Cristina, born in Barcelona of a Spanish mother and American father, spent the most memorable days of her youth in Spain with her buddies Luis and Oriol, playing treasure-hunting games conjured up by Oriol’s father, Enric. But when she moved to the United States as a teen, Cristina lost contact with her friends. Years after Enric’s suicide, Cristina receives a mysterious ring, as well as a summons to a “second” reading of Enric’s will. She goes to Barcelona over the objections of her mother and the man she is engaged to marry. When she arrives, Cristina teams once again with her friends to find a treasure rumored to belong to the Templar Knights with postmortem clues courtesy of Enric.
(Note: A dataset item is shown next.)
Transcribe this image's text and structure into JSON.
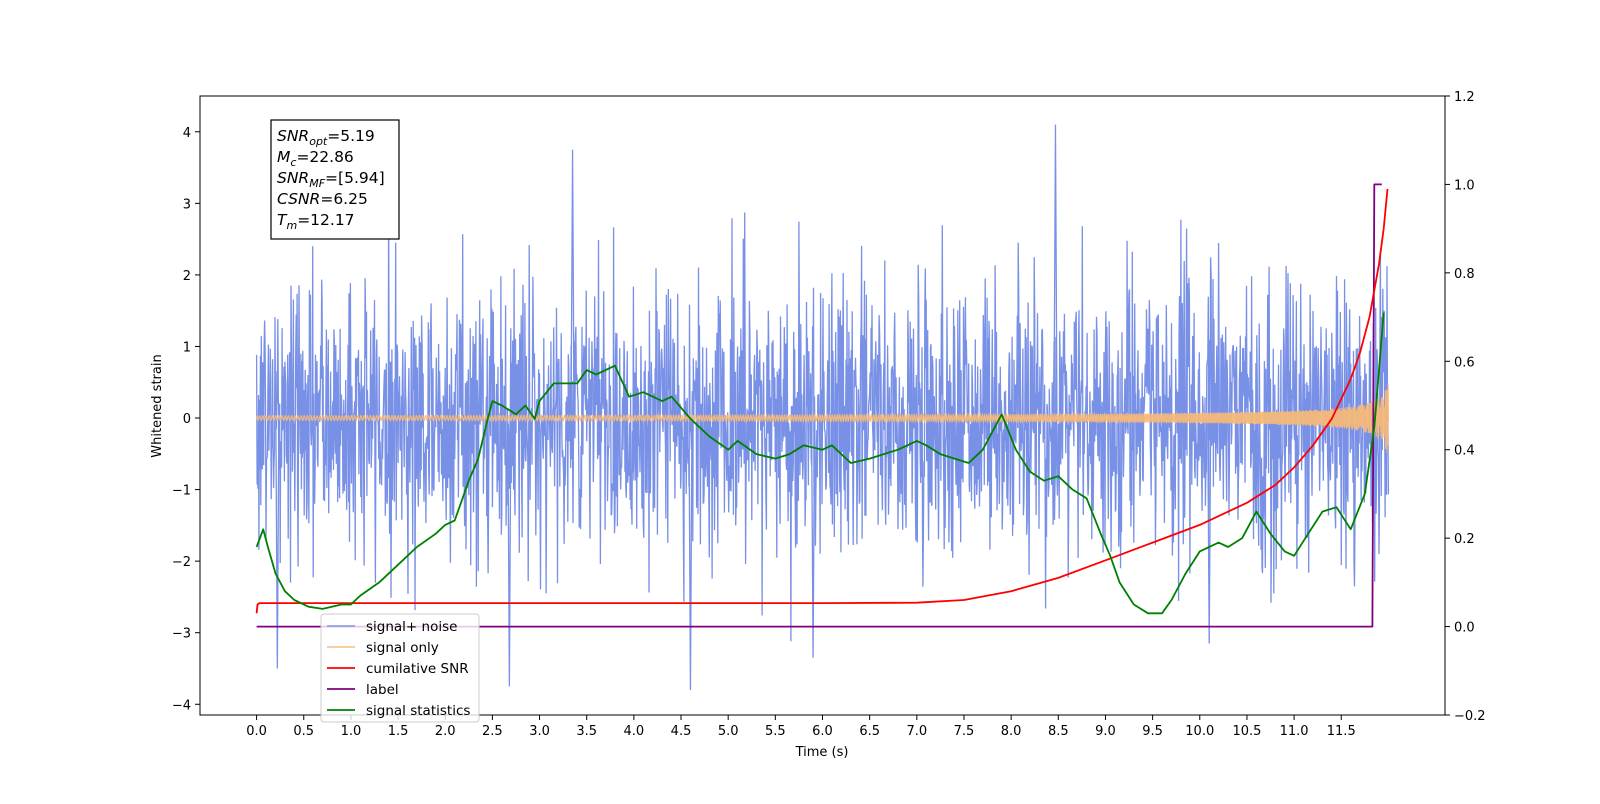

Although her mother warns against it, Cristina soon moves from her hotel into the home of Oriol’s mother, the oddly menacing lesbian Alicia. Meanwhile, Cristina also runs into the handsome man she met aboard her flight from New York, with whom she feels compelled to flirt even after discovering he may not be all he appears. Shadowed by an oddly fierce and menacing stranger, Cristina suffers through vivid nightmares rooted in a violent and unknown past. She tries to decipher the dreams, as well as Oriol’s sexual leanings and feelings for her. As the three old friends draw closer to the truth about the treasure, Cristina grows to understand Oriol and his obsession with finding it. Molist’s book is crammed with pages of tediously reported history, seen through the eyes of one of the characters. Although an attorney, Cristina’s conversations and judgment are more what one would expect of a 15-year-old, and the plot is neither intricate nor clever.
Peppered with irrelevant detail and dialogue documenting every dull moment of Cristina’s quest, the book fails to incite reader interest or empathy.